0

I've been stuck for a few days. So my problem is, i create data pipeline using apache beam and dataflow runner. I use a global variable (a dictionary) in the script to be accessed by some function. The problem is, when i run it in local with estimated 200.000 rows of data it succeeded both in local and dataflow. But when i run it in dataflow using the dataset contains 6.000.000 rows, the dictionary became empty. Here is my code:

The function:

global pre_compute
pre_compute = {} # {(transnumber,seq):[dordertxt, dorderupref], (transnumber,seq):[dordertxt, dorderupref]}

def compute_all_upref_and_ordertxt(data):
    '''
    Compute all dorder_txt and dorder_upref
    '''
    trans_number = data.get("transaction_number")
    seq = data.get("stdetail_seq")

    # get and remove ordertxt and upref from data
    ordertxt = data.pop("dorder_ordertxt","")
    upref = data.pop("dorder_upref","")

    
    global pre_compute
    if pre_compute.get((trans_number,seq), None) == None:
        pre_compute[(trans_number, seq)] = [ordertxt, upref]

    else:
        if ordertxt:
            pre_compute[(trans_number, seq)][0] = ordertxt
        if upref:
            pre_compute[(trans_number, seq)][1] = upref

    return data # -> data with no upref and ordertxt

def evaluate_and_inject_upref_ordertxt(data):
    # Using json.loads() faster 4-6x than eval()
    data = data.strip("\n")
    data = data.replace("'", '"')
    data = data.replace("None", "null")
    data = json.loads(data) # str to dict
    
    
    trans_number = data.get('transaction_number')
    seq = data.get('stdetail_seq')

    global pre_compute
    ordertxt, upref = pre_compute[(trans_number, seq)]
    data['dorder_ordertxt'] = ordertxt
    data['dorder_upref'] = upref
    return data

The pipeline code:

left_join_std_dtdo = (join_stddtdo_dict | 'Left Join STD DTable DOrder' >> Join(left_pcol_name=stdbsap_dimm_data, left_pcol=left_join_std_bsap,
                                                                    right_pcol_name=dtdo_data, right_pcol=left_join_dtdo,
                                                                    join_type='left', join_keys=join_keys)
                                            | 'UPDATE PRICE FOR SCCRM01' >> beam.ParDo(update_price_sccrm01())
                                            | 'REMOVE PRICE from DICTIONARY' >> beam.ParDo(remove_dtdo_price())
                                            | 'PreCompute All Upref and ordertxt based on trans_number and seq' >> beam.Map(compute_all_upref_and_ordertxt)
    )

rm_left_std_dtdo = (left_join_std_dtdo | 'CHANGE JOINED STD DTDO INTO STR' >> beam.Map(lambda x: str(x))
                                             | 'DISTINCT STD DTDO' >> beam.Distinct()
                                             | 'EVALUATE AND INJECT AS DICT STD DTDO' >> beam.Map(evaluate_and_inject_upref_ordertxt)
                                             | 'Adjust STD_NET_PRICE WITH DODT_PRICE' >> beam.ParDo(replaceprice())
    ) 

It runs perfectly in both local and dataflow with 200.000 rows of data. But when i tried using 6.000.000 rows of data in dataflow, when the script is executing

ordertxt, upref = pre_compute[(trans_number, seq)]

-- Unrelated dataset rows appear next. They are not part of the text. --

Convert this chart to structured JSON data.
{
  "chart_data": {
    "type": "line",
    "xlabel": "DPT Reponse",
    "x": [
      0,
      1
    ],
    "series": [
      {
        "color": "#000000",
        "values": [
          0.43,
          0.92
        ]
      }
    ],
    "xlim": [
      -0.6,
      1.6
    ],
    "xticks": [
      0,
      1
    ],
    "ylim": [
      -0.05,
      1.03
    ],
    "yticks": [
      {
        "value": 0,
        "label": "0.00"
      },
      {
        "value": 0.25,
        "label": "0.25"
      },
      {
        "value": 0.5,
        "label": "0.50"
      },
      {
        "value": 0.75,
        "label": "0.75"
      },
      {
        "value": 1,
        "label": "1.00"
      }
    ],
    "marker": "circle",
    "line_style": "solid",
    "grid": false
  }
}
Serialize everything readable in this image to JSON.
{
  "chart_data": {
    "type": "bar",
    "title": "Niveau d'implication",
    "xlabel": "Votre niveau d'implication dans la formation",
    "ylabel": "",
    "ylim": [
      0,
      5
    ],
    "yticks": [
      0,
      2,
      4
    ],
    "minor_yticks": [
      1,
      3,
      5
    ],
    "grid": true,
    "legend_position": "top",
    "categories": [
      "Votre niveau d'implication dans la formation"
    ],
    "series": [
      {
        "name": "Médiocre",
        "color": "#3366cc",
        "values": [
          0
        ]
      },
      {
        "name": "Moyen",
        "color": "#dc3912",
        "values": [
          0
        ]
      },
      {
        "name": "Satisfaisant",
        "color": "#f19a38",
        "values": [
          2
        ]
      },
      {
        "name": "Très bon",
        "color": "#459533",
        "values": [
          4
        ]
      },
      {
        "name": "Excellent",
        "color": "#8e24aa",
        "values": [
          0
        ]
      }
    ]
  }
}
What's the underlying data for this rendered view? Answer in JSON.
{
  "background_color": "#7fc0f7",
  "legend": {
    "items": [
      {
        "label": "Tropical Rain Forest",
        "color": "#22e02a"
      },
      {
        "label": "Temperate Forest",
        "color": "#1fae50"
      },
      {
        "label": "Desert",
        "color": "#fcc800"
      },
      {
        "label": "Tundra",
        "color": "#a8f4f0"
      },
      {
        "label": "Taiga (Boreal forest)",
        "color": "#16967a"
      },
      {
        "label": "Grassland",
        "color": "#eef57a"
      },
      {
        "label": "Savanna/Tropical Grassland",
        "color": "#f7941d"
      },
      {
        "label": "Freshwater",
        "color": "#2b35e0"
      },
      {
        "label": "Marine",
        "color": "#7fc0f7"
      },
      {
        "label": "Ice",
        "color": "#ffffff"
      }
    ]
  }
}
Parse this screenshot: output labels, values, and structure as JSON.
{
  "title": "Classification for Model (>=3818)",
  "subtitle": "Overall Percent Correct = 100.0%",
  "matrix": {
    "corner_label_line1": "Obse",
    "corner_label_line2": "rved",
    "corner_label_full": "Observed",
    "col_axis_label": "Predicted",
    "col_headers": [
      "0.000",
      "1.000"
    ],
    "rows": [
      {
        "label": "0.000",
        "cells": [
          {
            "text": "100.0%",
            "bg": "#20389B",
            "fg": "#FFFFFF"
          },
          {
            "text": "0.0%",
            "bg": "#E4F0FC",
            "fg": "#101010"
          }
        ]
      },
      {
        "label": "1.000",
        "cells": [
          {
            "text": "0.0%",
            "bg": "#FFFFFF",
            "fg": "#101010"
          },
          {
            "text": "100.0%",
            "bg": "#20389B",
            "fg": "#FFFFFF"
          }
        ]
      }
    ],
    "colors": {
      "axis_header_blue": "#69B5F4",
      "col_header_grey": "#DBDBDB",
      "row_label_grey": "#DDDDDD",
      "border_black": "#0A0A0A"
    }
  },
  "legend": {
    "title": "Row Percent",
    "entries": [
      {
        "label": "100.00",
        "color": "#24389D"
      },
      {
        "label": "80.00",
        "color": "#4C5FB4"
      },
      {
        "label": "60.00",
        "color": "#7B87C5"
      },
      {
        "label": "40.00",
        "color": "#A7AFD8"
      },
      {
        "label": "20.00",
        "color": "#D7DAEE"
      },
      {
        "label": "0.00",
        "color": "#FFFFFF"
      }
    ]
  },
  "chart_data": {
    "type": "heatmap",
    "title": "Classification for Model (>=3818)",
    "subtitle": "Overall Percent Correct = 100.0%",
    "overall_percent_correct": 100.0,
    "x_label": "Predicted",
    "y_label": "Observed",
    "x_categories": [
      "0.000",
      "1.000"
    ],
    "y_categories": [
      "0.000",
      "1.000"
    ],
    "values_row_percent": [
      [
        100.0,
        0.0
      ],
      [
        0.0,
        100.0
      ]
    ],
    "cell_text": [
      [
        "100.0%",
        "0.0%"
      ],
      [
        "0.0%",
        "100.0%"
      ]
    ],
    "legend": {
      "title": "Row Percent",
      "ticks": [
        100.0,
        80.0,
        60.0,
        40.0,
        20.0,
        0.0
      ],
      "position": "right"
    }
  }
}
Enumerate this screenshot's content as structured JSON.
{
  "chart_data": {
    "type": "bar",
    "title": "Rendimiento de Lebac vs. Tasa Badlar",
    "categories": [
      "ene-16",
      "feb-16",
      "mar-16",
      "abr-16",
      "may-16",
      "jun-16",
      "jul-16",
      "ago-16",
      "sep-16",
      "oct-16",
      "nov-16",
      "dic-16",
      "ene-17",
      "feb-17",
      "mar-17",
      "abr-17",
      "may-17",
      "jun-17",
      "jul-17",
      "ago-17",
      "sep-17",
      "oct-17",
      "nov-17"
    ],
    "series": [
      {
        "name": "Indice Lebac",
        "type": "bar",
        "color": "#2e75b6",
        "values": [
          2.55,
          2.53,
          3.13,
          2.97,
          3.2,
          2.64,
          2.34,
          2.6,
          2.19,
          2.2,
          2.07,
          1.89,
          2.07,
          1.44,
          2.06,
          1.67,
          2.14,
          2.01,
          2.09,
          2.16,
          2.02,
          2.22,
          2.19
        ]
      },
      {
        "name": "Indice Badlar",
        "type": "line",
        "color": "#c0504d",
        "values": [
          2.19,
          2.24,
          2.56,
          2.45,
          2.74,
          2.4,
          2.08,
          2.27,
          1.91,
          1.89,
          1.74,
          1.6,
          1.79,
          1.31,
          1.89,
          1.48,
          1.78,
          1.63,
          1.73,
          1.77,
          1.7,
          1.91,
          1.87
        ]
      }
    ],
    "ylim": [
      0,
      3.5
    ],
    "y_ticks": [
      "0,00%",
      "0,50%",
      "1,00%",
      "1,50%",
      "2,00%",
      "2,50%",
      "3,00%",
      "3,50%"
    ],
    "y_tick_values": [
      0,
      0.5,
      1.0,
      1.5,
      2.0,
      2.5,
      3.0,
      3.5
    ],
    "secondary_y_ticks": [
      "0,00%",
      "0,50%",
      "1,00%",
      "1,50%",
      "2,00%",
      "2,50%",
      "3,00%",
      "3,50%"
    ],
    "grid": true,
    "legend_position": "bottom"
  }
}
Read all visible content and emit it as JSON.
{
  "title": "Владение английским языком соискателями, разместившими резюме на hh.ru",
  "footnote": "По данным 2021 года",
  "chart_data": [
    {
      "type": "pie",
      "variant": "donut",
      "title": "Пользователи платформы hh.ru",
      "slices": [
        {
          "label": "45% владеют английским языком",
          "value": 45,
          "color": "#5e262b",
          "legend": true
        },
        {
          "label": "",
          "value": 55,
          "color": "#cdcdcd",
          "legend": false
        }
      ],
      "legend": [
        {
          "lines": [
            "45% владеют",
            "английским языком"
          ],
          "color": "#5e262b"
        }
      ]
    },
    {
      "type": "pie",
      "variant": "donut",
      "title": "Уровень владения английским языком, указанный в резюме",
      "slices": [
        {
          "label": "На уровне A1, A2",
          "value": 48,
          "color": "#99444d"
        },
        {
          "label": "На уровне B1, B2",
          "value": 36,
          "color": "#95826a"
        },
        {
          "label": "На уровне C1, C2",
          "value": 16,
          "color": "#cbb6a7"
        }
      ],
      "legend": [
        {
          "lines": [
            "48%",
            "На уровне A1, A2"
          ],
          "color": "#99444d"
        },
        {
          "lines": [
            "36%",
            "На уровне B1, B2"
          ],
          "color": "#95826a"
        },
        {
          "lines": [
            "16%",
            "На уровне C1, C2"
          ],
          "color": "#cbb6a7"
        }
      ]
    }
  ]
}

it always give me a key error when running in dataflow, like the dictionary is empty. Any solutions?

  • You can't have global variables in Beam code. Check [this](https://stackoverflow.com/questions/44432556/is-there-anyway-to-share-stateful-variables-in-dataflow-pipeline) answer. – Praneeth Peiris Aug 18 '21 at 09:18
  • Thanks, i have read that link before. Why am i confused is if i use the 200.000 data rows and using global variable, it runs perfectly? – arroganthooman Aug 18 '21 at 09:51
  • It's probably because it's using only a single worker for a smaller number of records. I don't see a straightforward way to have a global data structure. You probably have to re-think your pipeline (as suggested in the answer). – Praneeth Peiris Aug 18 '21 at 15:34

2 Answers2

2

You can try using Beam state API. Note that state API is not designed to store large a large amounts of data.

Another option might be storing your data in an external storage system (for example, GCS) so that all workers have access to that data.

Note that either solution could limit the parallelization (and hence performance) of your pipeline if you try to store large amounts of data. In such a case it might be better to redesign your pipeline to be truly parallelizable.

chamikara
  • 1,896
  • 1
  • 9
  • 6
0

apache beam is building upon the assumption to run on distributed infrastructure. nodes will run independently, any state would have to be shared between workers. therefore, global variables are not available. if you really require to exchange information across workers, you'll probably have to implement yourself. However, I'd rather recommend to overthinking the pipeline.

Andreas Neumeier
  • 338
  • 2
  • 10